The narrative device is the linear line swimmers must follow from Point A to Point B. The camera never turns back and instead keeps the story telling moving forward with those poignant moments the film studio is so famous for.
Trudy must prove herself time and time again, beginning with learning the 28 beat American front crawl in a private, women only, swimming pool.
Ridley carries the film through many scenes while the story builds anticipation for when the young girl, hampered by a childhood disease, becomes an accomplished athlete as a young woman.
Initially, Trudy is directed into standard female gender roles, as a young woman in New York City with few other options. But Ridley shows how Trudy becomes determined to be recognized as a successful athlete.

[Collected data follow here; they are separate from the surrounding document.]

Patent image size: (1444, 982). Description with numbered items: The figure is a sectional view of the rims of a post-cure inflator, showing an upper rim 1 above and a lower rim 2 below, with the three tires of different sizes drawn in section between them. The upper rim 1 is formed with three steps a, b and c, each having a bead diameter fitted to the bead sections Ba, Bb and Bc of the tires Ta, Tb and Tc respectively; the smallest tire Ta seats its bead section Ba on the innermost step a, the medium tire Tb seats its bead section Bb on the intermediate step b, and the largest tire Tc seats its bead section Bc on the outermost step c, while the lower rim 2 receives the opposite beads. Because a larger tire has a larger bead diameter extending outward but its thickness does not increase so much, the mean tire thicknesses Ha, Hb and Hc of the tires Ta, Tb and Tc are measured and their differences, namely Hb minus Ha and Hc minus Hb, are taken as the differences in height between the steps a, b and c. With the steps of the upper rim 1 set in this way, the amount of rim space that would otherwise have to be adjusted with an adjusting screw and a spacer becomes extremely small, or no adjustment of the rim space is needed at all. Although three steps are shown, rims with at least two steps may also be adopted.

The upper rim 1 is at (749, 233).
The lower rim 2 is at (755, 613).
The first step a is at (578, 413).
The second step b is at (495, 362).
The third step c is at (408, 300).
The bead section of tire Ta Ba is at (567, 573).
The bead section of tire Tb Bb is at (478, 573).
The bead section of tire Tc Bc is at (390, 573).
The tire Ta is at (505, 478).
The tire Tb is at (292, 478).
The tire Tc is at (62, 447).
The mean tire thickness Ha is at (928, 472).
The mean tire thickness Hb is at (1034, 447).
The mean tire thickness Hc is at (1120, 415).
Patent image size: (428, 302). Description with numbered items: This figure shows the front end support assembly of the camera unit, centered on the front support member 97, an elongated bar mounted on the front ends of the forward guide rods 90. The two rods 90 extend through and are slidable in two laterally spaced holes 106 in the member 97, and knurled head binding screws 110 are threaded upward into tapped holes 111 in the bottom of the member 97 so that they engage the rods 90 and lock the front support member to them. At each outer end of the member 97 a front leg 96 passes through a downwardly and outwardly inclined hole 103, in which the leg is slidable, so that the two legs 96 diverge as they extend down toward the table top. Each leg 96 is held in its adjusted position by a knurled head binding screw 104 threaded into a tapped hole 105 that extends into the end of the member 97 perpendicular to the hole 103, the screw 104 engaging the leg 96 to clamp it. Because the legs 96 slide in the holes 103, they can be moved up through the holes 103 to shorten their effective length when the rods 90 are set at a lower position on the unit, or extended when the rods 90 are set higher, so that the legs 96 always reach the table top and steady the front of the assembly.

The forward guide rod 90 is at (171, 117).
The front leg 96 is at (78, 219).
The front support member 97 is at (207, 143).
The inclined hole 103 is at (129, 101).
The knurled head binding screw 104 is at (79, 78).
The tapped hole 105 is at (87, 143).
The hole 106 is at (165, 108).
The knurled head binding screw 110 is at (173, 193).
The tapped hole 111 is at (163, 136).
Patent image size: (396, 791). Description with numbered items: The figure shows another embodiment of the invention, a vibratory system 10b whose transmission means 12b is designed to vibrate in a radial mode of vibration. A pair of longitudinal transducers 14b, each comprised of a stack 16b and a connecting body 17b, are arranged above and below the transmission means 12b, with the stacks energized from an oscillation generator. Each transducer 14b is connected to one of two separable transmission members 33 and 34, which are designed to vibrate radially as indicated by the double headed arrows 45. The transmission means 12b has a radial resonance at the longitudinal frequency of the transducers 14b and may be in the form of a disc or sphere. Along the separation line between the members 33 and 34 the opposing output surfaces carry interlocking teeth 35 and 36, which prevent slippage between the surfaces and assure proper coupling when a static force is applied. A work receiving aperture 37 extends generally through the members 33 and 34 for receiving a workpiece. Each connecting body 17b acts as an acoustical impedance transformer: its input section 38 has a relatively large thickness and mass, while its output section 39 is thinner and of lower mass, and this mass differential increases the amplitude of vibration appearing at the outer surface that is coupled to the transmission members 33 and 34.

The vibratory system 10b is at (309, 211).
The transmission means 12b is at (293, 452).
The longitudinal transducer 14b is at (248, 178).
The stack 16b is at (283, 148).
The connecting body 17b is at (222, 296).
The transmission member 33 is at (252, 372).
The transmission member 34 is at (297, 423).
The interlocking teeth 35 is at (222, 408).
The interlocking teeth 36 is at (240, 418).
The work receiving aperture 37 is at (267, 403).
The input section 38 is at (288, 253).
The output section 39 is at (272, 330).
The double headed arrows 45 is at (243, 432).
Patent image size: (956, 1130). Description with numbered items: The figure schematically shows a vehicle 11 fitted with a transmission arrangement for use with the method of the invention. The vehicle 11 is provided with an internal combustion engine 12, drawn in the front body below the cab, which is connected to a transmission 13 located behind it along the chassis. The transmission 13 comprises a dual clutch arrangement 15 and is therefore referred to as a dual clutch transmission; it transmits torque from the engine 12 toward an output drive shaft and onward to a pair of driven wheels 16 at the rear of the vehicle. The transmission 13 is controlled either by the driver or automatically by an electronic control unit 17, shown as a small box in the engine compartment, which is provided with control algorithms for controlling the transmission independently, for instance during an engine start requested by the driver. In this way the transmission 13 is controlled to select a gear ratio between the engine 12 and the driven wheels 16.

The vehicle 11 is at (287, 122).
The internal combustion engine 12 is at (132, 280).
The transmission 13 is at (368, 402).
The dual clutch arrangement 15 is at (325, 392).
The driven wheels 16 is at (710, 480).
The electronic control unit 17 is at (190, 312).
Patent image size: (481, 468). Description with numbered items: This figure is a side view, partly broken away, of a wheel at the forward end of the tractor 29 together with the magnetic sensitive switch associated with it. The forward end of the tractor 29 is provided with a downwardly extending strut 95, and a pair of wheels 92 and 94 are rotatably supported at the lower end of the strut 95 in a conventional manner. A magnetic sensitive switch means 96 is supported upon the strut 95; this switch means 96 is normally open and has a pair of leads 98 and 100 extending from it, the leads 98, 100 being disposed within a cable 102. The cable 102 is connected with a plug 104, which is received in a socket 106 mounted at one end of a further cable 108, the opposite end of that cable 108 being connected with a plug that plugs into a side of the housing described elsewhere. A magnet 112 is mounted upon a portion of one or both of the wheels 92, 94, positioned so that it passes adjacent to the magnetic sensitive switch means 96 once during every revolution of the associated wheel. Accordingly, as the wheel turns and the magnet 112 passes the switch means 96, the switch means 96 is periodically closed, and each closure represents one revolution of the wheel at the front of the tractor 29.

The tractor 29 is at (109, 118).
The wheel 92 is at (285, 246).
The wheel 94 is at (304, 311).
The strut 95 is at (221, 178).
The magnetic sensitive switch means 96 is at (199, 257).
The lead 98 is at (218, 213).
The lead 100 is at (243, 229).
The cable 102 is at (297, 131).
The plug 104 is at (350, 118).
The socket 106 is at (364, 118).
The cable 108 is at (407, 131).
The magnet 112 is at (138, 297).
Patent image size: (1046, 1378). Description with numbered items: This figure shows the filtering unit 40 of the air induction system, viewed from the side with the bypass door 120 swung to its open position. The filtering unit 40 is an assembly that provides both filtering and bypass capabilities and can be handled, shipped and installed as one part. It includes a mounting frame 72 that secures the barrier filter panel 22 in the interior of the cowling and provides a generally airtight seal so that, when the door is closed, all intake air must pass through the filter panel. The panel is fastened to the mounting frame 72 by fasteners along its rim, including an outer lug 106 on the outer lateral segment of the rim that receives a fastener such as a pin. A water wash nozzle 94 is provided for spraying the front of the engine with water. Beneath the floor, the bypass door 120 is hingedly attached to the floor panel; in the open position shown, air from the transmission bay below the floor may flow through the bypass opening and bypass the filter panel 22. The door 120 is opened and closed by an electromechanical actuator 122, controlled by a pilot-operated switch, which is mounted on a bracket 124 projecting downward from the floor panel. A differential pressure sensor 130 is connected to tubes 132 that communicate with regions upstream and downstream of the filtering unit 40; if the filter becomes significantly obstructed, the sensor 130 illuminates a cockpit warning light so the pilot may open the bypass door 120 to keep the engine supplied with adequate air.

The compelling story is helped through the many swimming scenes by an original score, composed by Amelia Warner.
Ridley also provides a layer of good humor as her character learns to ignore the gender fueled obstinance and blend in with the male athletes equally enthralled by the challenge of crossing the English Channel from the coast of France.
Stephen Graham provides the supporting role as accomplished English Channel swimmer Bill Burgess. Burgess earns a living off the successful crossing, but, as the challengers line up to duplicate the feat, he reaches out to help Trudy accomplish what no other woman has.
Jeannette Hain as Gertrude Ederle shows Trudy’s mother as supportive and determined and perhaps the main reason Trudy is eventually able to break the gender barriers and stereotypes.
Disney promoted the film well in advance of the release dates, but the studio changed strategy mid-stream and went from a streaming release to a theatrical release to a streaming release, while suffering a bit from uncontrolled versions of what is fact and and what is fiction about this true story.
Young Woman and the Sea is streaming on Disney+.